"The characters' stories were nicely, complexly interwoven. I liked it — even when it skewed melodramatic. I liked that you were kept on your toes about which characters to love or hate, to respect or revile."
That's something I blogged in February 2006, after watching the movie "Crash," which had just been nominated for the Best Picture Oscar.
The movie went on to win that Oscar, a fact I'm contemplating this morning because I'm reading "The Oscars always get it wrong. Here are the real best pictures of the past 45 years" (Washington Post). Here's the entry for that year:
Nominees: Brokeback Mountain, Capote, Crash, Good Night and Good Luck, Munich
Best Picture winner: Crash
The actual best picture: Brokeback Mountain
Your tolerance for “Crash” may vary, but let’s face it: It won because it employed a dozen well-liked B-listers, and it was filmed in the neighborhoods where all the academy voters live. A sensitive and groundbreaking film whose catchphrase (“I wish I knew how to quit you”) still haunts, “Brokeback” was robbed.

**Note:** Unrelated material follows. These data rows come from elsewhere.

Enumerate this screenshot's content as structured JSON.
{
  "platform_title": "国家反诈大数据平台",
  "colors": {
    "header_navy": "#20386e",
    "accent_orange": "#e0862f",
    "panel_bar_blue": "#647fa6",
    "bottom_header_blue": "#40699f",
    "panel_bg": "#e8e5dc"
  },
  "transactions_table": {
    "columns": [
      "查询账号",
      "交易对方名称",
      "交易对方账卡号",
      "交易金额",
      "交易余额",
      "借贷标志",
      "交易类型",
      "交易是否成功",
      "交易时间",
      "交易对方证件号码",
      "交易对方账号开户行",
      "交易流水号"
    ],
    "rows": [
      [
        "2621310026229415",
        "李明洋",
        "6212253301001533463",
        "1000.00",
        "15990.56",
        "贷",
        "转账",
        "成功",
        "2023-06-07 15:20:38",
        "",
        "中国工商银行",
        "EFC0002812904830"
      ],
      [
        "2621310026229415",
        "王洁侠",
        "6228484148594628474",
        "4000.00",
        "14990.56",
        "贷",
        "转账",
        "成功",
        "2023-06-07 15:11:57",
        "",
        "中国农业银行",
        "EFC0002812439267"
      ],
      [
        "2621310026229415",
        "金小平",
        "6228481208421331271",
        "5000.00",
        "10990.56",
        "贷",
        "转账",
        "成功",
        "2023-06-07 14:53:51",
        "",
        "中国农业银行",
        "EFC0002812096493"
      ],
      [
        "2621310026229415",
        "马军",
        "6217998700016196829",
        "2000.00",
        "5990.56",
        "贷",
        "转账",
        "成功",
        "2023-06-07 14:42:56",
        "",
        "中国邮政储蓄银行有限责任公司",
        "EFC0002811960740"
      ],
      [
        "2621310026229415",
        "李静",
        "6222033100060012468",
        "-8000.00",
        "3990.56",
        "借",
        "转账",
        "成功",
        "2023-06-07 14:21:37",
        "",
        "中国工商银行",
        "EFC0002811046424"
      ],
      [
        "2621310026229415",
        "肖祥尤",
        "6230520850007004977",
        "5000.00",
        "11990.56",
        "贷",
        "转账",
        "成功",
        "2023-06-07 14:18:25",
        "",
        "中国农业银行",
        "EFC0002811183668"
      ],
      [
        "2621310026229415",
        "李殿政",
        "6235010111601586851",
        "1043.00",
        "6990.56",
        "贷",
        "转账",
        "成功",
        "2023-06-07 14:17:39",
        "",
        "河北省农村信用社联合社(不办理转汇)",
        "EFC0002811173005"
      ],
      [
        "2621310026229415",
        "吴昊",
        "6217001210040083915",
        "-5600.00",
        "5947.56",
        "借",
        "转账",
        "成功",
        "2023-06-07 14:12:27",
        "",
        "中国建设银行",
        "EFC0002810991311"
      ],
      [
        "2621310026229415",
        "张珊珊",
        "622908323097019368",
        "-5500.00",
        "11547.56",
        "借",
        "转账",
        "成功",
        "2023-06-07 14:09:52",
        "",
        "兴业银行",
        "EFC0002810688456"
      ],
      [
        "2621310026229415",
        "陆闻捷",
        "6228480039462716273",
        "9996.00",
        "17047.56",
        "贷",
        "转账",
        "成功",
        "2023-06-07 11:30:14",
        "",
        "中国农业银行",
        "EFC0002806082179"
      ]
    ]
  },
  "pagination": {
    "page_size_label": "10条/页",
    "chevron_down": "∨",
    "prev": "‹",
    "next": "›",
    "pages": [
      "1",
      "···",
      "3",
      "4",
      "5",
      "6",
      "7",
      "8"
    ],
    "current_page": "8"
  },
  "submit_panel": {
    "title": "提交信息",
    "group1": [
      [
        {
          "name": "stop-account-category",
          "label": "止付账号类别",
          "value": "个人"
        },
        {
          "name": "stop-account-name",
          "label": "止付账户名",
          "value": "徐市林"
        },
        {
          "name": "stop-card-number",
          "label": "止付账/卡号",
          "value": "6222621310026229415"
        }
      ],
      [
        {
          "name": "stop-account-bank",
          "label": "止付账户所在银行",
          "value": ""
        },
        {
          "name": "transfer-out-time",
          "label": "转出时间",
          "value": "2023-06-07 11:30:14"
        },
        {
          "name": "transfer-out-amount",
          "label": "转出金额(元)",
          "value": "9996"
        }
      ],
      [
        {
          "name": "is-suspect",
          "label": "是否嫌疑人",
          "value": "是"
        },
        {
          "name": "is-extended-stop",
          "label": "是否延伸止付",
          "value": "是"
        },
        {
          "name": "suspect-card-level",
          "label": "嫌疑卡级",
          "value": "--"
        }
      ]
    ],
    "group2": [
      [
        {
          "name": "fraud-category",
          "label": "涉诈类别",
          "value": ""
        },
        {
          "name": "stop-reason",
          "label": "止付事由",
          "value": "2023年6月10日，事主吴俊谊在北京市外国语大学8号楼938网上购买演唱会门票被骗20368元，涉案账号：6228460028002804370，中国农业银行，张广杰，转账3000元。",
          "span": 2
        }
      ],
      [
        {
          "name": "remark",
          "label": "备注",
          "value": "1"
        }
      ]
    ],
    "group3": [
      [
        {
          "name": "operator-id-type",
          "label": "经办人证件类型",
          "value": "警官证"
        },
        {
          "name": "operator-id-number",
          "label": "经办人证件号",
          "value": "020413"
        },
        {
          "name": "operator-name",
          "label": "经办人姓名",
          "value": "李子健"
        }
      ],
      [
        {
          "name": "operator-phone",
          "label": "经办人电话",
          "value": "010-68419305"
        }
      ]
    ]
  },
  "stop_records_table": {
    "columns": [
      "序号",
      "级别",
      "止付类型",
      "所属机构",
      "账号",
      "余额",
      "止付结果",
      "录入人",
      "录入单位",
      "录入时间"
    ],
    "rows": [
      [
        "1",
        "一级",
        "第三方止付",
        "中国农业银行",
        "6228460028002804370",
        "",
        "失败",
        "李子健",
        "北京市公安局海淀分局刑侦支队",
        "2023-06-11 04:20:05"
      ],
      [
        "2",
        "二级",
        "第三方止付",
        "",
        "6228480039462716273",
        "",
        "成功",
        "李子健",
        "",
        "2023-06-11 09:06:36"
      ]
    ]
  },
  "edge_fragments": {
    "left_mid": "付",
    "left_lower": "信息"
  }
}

That's not new writing. It's something WaPo published in 2016 and is now republishing along with new material to cover more recent movies. This republication had to be updated for full disclosure: "We published this fine quarrel in 2016, but they just keep on handing out Oscars to the wrong movies, so we have updated it for your further education."

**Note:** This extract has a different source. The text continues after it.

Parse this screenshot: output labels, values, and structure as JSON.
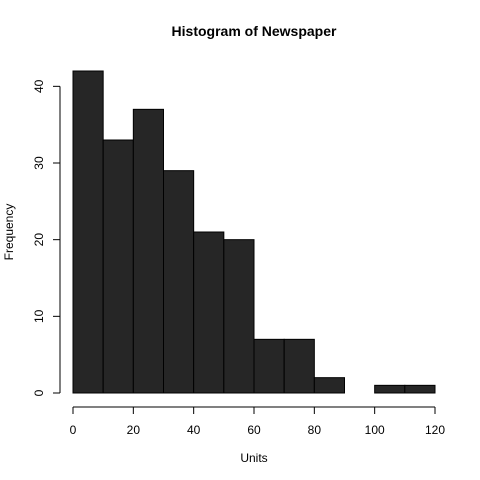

The word "education" — though facetious — takes the position that opinion is stable and what they said 5 years ago about "Crash" is the same thing they'd say today.
But in 2016, anti-homophobia was predominant, and overheated worry over racial discord may have seemed passé. WaPo ought to have updated its opinion! Maybe "Brokeback Mountain" seemed better than it was because of the issue it hit, and the Academy voters were prescient to give the prize to " Crash."Here's what I wrote the morning after "Crash" won the Oscar:
I haven't read the newspaper commentary yet, but I assume there will be a lot of analysis of why "Crash" beat out "Brokeback Mountain."... What about the possibility that "Crash" is actually a better movie? But maybe the voters really did think it was a good idea to express their social consciousness in the anti-racism mode rather than the anti-homophobia mode, because America's caught up on the proposition that racism is wrong.

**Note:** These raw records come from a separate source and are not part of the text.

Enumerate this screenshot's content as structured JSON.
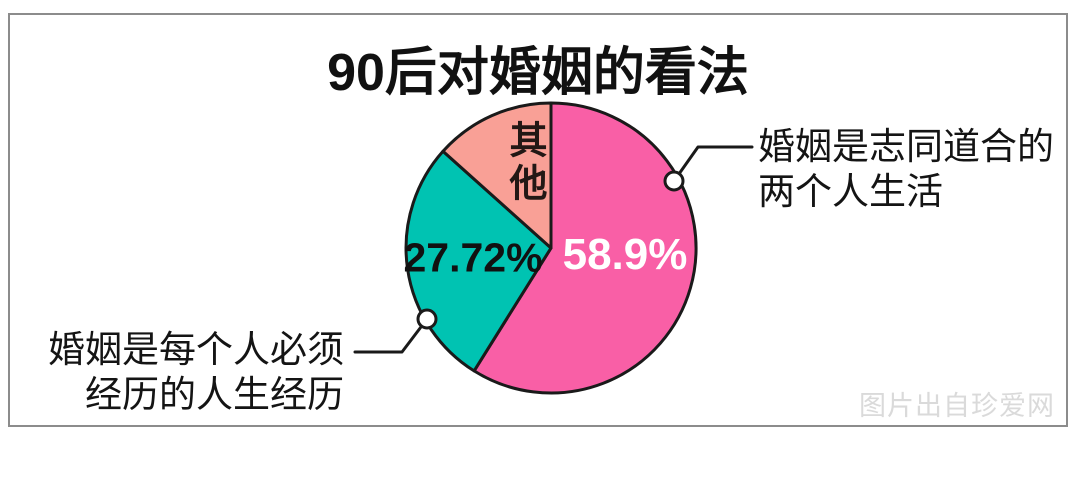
{
  "watermark": "图片出自珍爱网",
  "chart_data": {
    "type": "pie",
    "title": "90后对婚姻的看法",
    "legend_position": "none",
    "outline_color": "#1A1A1A",
    "start_angle": "12-o-clock, clockwise",
    "slices": [
      {
        "name": "婚姻是志同道合的两个人生活",
        "value": 58.9,
        "value_label": "58.9%",
        "color": "#F95FA6",
        "label_color": "#FFFFFF",
        "callout_lines": [
          "婚姻是志同道合的",
          "两个人生活"
        ]
      },
      {
        "name": "婚姻是每个人必须经历的人生经历",
        "value": 27.72,
        "value_label": "27.72%",
        "color": "#00C3B2",
        "label_color": "#111111",
        "callout_lines": [
          "婚姻是每个人必须",
          "经历的人生经历"
        ]
      },
      {
        "name": "其他",
        "value": 13.38,
        "value_label": "其他",
        "color": "#F9A096",
        "label_color": "#231815"
      }
    ]
  }
}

So I was saying Hollywood plays it safe, and anti-racism is especially safe, even safer than anti-homophobia. I certainly wasn't predicting that 5 years later we'd be having a heyday of anti-racism, and real life would become a surreal depiction in which racism is concentrated everywhere and the approved elite cultural belief would be that everyone is racist.
FROM THE EMAIL: Temujin writes:
I liked 'Crash' very much the first time around for the reasons you nailed in your commentary from back in 2006. The idea that you weren't sure who to like or hate in this movie, that behavior was fluid- as fluid as human interaction can be. And it did a fine job in showing us all as human. In that sense it was a very real movie. And yes, it skewed melodramatic, but even those parts were so well acted, that it held you. And in its way it believably portrayed the racism built into LA society at that time. Yes, American society too, but LA had (has?) a particularly interesting way of doing it, with so much immense wealth across so many different types of people who interact with each other daily. And the LA cops had a racist reputation long before it became in vogue. They actually practiced it.
That said, to another point you made, I never did see 'Brokeback Mountain'. Why? Not because I'm homophobic. But because, at that time, the talk of gayness was so pervasive, so unrelenting, and so over the top that I was just tired of it. I had had enough and did not care to swoon over it in a movie theater. I got enough second-hand swooning just being around other people. I was over the entire thing.
Ha ha. I too never saw that movie. For just about exactly that reason. Plus, it bothered me that people were straining so hard to be pro-gay that they had nothing much to say about the plight of the wife who got stuck in a marriage to a man who loved someone else. The love between then men had to be exalted. That annoyed me.
And that's where I find myself today when it comes to the subject of race. Today they want us to believe that the US is the most racist it's ever been and the most evilly racist nation in history, that all of us are racists and the only way to purify ourselves is to send all of our cash immediately to them. Then die. They tell us this that from $80K per year universities, 7-figure TV contracts, and millionaire sports events. CEOs of major corporations are pointing at their customers and shaming them for being. Just for being. So if 'Crash' came out today, I would probably not go see it, much like I avoided 'Brokeback Mountain' years ago. I'm over it. It's as if the entirety of our nation is swooning over racism now. I'm no swooner. And I can smell a bandwagon cause from a mile away.